State Sen. Rob Ortt said, “(Wednesday’s) passage of the Farmworker Labor Act is disappointing and further displays the disconnect between state Democrats and western New Yorkers. For months, I toured farms across Western New York and spoke about this legislation with hundreds of workers, employees and community residents. Employers and employees alike pleaded that this bill would destroy small family farms.
“With New York state farm closure rates already triple the national average, this legislation will grow the closure rate and devastate the No. 1 economic driver in New York.

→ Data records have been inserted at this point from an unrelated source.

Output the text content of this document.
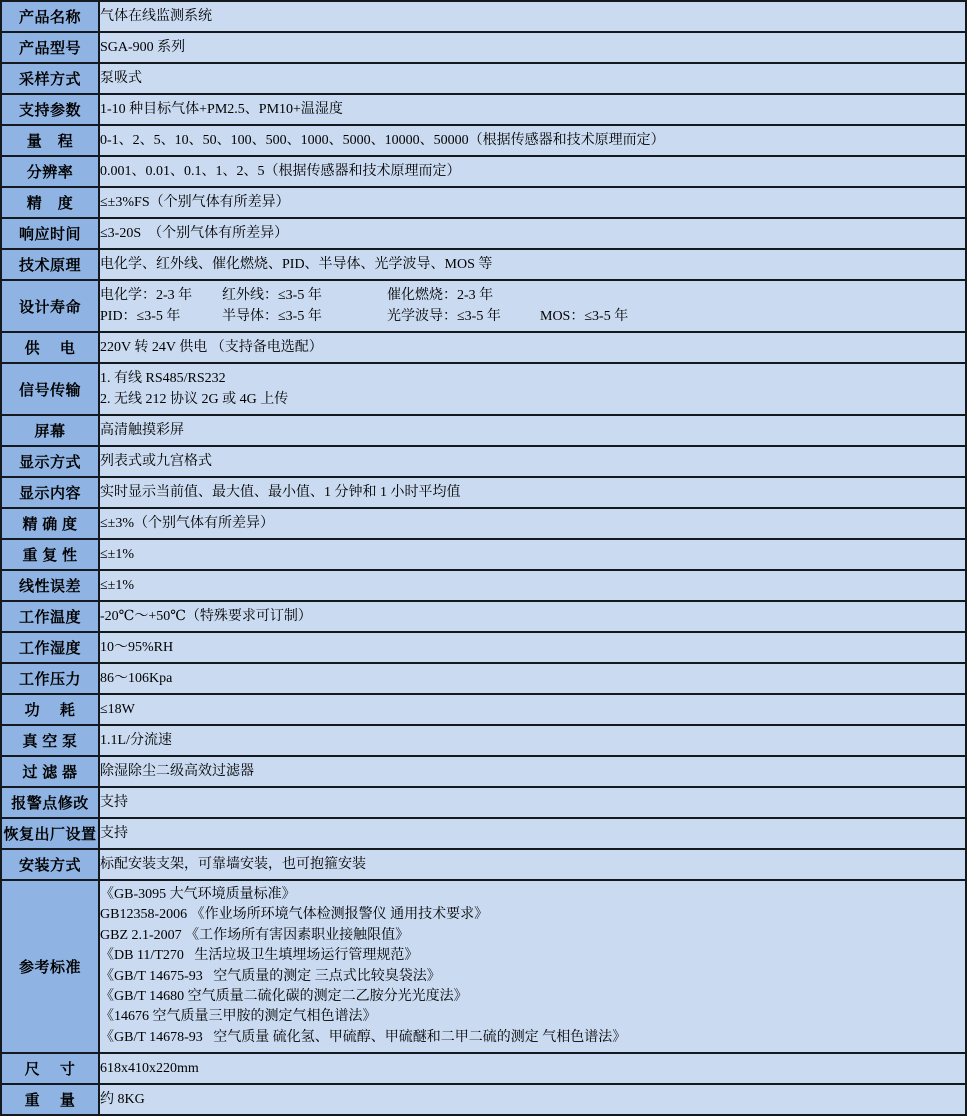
产品名称	气体在线监测系统

产品型号	SGA-900 系列

采样方式	泵吸式

支持参数	1-10 种目标气体+PM2.5、PM10+温湿度

量　程	0-1、2、5、10、50、100、500、1000、5000、10000、50000（根据传感器和技术原理而定）

分辨率	0.001、0.01、0.1、1、2、5（根据传感器和技术原理而定）

精　度	≤±3%FS（个别气体有所差异）

响应时间	≤3-20S  （个别气体有所差异）

技术原理	电化学、红外线、催化燃烧、PID、半导体、光学波导、MOS 等

设计寿命	电化学：2-3 年 红外线：≤3-5 年 催化燃烧：2-3 年
PID：≤3-5 年 半导体：≤3-5 年 光学波导：≤3-5 年 MOS：≤3-5 年

供　 电	220V 转 24V 供电 （支持备电选配）

信号传输	1. 有线 RS485/RS232
2. 无线 212 协议 2G 或 4G 上传

屏幕	高清触摸彩屏

显示方式	列表式或九宫格式

显示内容	实时显示当前值、最大值、最小值、1 分钟和 1 小时平均值

精 确 度	≤±3%（个别气体有所差异）

重 复 性	≤±1%

线性误差	≤±1%

工作温度	-20℃～+50℃（特殊要求可订制）

工作湿度	10～95%RH

工作压力	86～106Kpa

功　 耗	≤18W

真 空 泵	1.1L/分流速

过 滤 器	除湿除尘二级高效过滤器

报警点修改	支持

恢复出厂设置	支持

安装方式	标配安装支架，可靠墙安装，也可抱箍安装

参考标准	
《GB-3095 大气环境质量标准》
GB12358-2006 《作业场所环境气体检测报警仪 通用技术要求》
GBZ 2.1-2007 《工作场所有害因素职业接触限值》
《DB 11/T270   生活垃圾卫生填埋场运行管理规范》
《GB/T 14675-93   空气质量的测定 三点式比较臭袋法》
《GB/T 14680 空气质量二硫化碳的测定二乙胺分光光度法》
《14676 空气质量三甲胺的测定气相色谱法》
《GB/T 14678-93   空气质量 硫化氢、甲硫醇、甲硫醚和二甲二硫的测定 气相色谱法》

尺　 寸	618x410x220mm

重　 量	约 8KG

“My chief concern when Democrats took over the entirety of state government was that upstate would be ignored. Incredibly, it has gone further than that and upstate is now being attacked by radical New York City regressives. Their willing accomplices include Democrats from the rest of the state, the Business Council, and the State Farm Bureau, who – sadly – should have all known better.”
The National Employment Law Project applauded leaders for passing the Farmworkers Fair Labor Practices Act.

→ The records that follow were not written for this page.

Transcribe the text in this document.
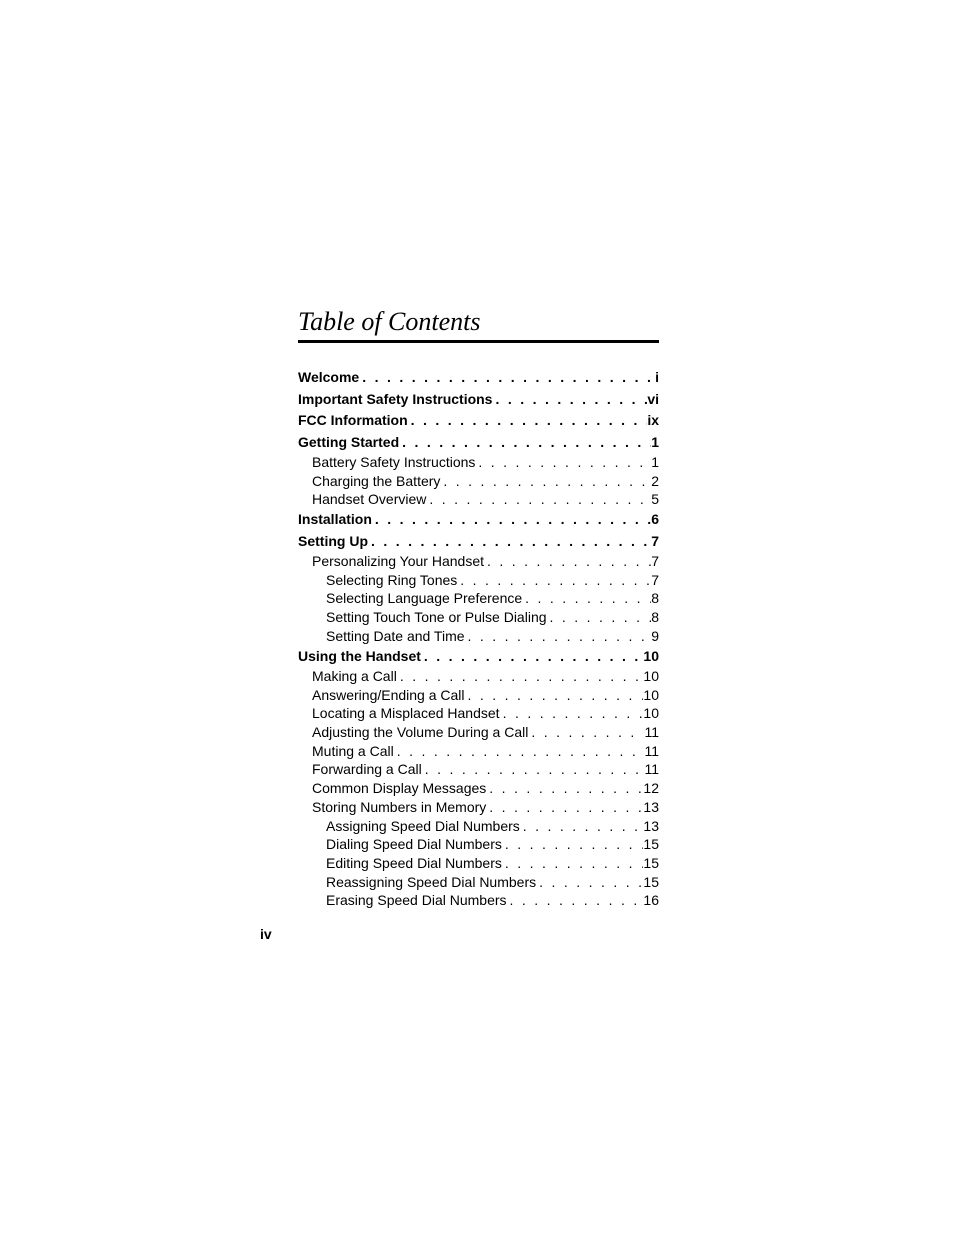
Table of Contents
Welcome . . .	i
Important Safety Instructions . . .	vi
FCC Information . . .	ix
Getting Started . . .	1
Battery Safety Instructions . . .	1
Charging the Battery . . .	2
Handset Overview . . .	5
Installation . . .	6
Setting Up . . .	7
Personalizing Your Handset . . .	7
Selecting Ring Tones . . .	7
Selecting Language Preference . . .	8
Setting Touch Tone or Pulse Dialing . . .	8
Setting Date and Time . . .	9
Using the Handset . . .	10
Making a Call . . .	10
Answering/Ending a Call . . .	10
Locating a Misplaced Handset . . .	10
Adjusting the Volume During a Call . . .	11
Muting a Call . . .	11
Forwarding a Call . . .	11
Common Display Messages . . .	12
Storing Numbers in Memory . . .	13
Assigning Speed Dial Numbers . . .	13
Dialing Speed Dial Numbers . . .	15
Editing Speed Dial Numbers . . .	15
Reassigning Speed Dial Numbers . . .	15
Erasing Speed Dial Numbers . . .	16
iv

“While the farming workforce may have shifted from black workers to Latinx workers, the Jim Crow practice of denying them basic protections under the law has continued for too long,” said Christine Owens, NELP executive director. “Many farmworkers report working 60 to 80 hours a week doing grueling physical labor, and they deserve fair compensation for the long hours and the toll taken on their bodies, spirits, and family life. By establishing a floor for overtime pay and a wage board to explore the appropriate fair work week for these workers, New York is taking the first step in making the state’s agricultural system truly sustainable. We urge the wage board to act swiftly to adopt a plan for further lowering the overtime threshold so that farmworkers finally have the same overtime protections that all other blue-collar workers enjoy.”

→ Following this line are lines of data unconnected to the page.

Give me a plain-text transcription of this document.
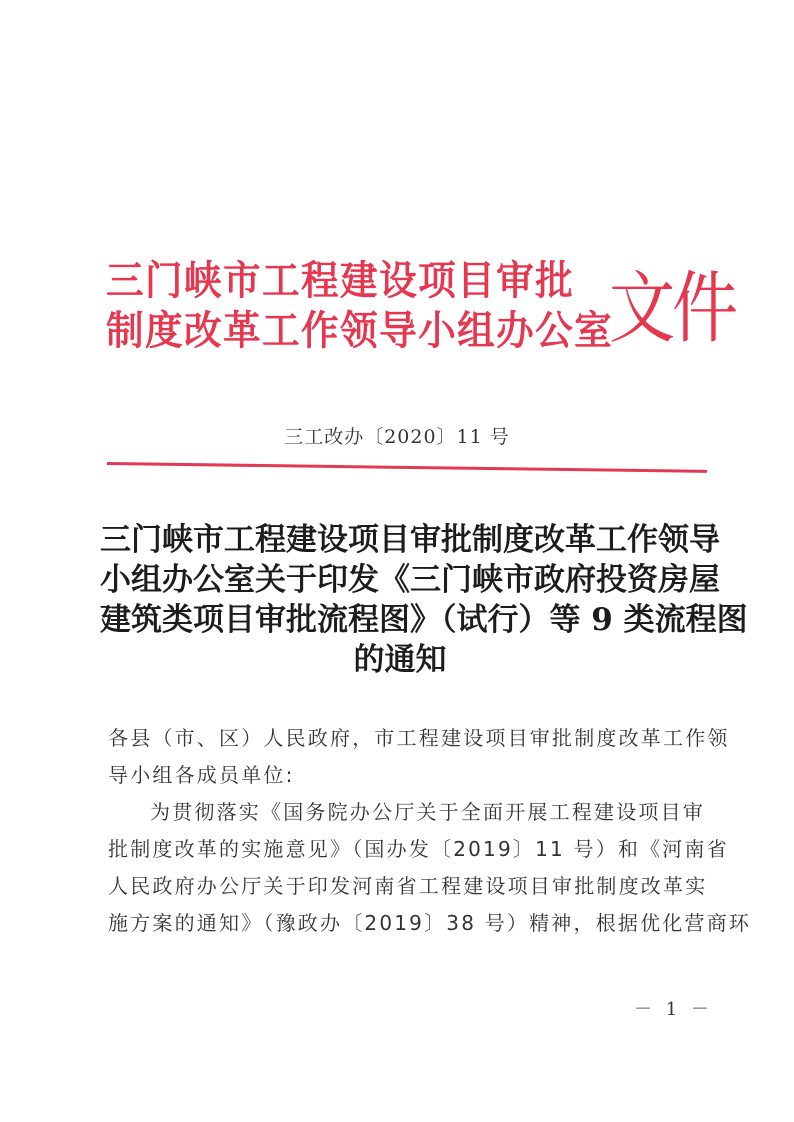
三门峡市工程建设项目审批
制度改革工作领导小组办公室
文件
三工改办〔2020〕11 号
三门峡市工程建设项目审批制度改革工作领导
小组办公室关于印发《三门峡市政府投资房屋
建筑类项目审批流程图》（试行）等 9 类流程图
的通知
各县（市、区）人民政府，市工程建设项目审批制度改革工作领
导小组各成员单位:
为贯彻落实《国务院办公厅关于全面开展工程建设项目审
批制度改革的实施意见》（国办发〔2019〕11 号）和《河南省
人民政府办公厅关于印发河南省工程建设项目审批制度改革实
施方案的通知》（豫政办〔2019〕38 号）精神，根据优化营商环
－ 1 －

“The image of the migratory farmworker is out of date,” said M. Patricia Smith, NELP senior counsel and former New York state labor commissioner. “Most farmworkers are settling in New York state with their families and children, contributing to the local economy, and working year-round in our state’s dairies and farms. Many report long tenures with their current employers. These are our neighbors and fellow community members, and they deserve the same basic rights and protections at work that the rest of us take for granted.”
Following these votes, Cuomo issued a statement wherein he said, "My administration has proudly fought for working men and women across the board, from raising the minimum wage to strengthening worker protections in nail salons and the home health care industry. We believe all workers deserve to be treated with dignity and respect – period.
"Over the weekend, I issued a reformed farmworkers bill of rights which guarantees farmworkers will finally be granted basic rights to protect them from abusive and exploitive working conditions.
"With the passage of this legislation, we will help ensure every farmworker receives the overtime pay and fair working conditions they deserve. The constitutional principles of equality, fairness and due process should apply to all of us. I am proud that, with the help of my daughters' years-long advocacy on this critical issue, we got it done."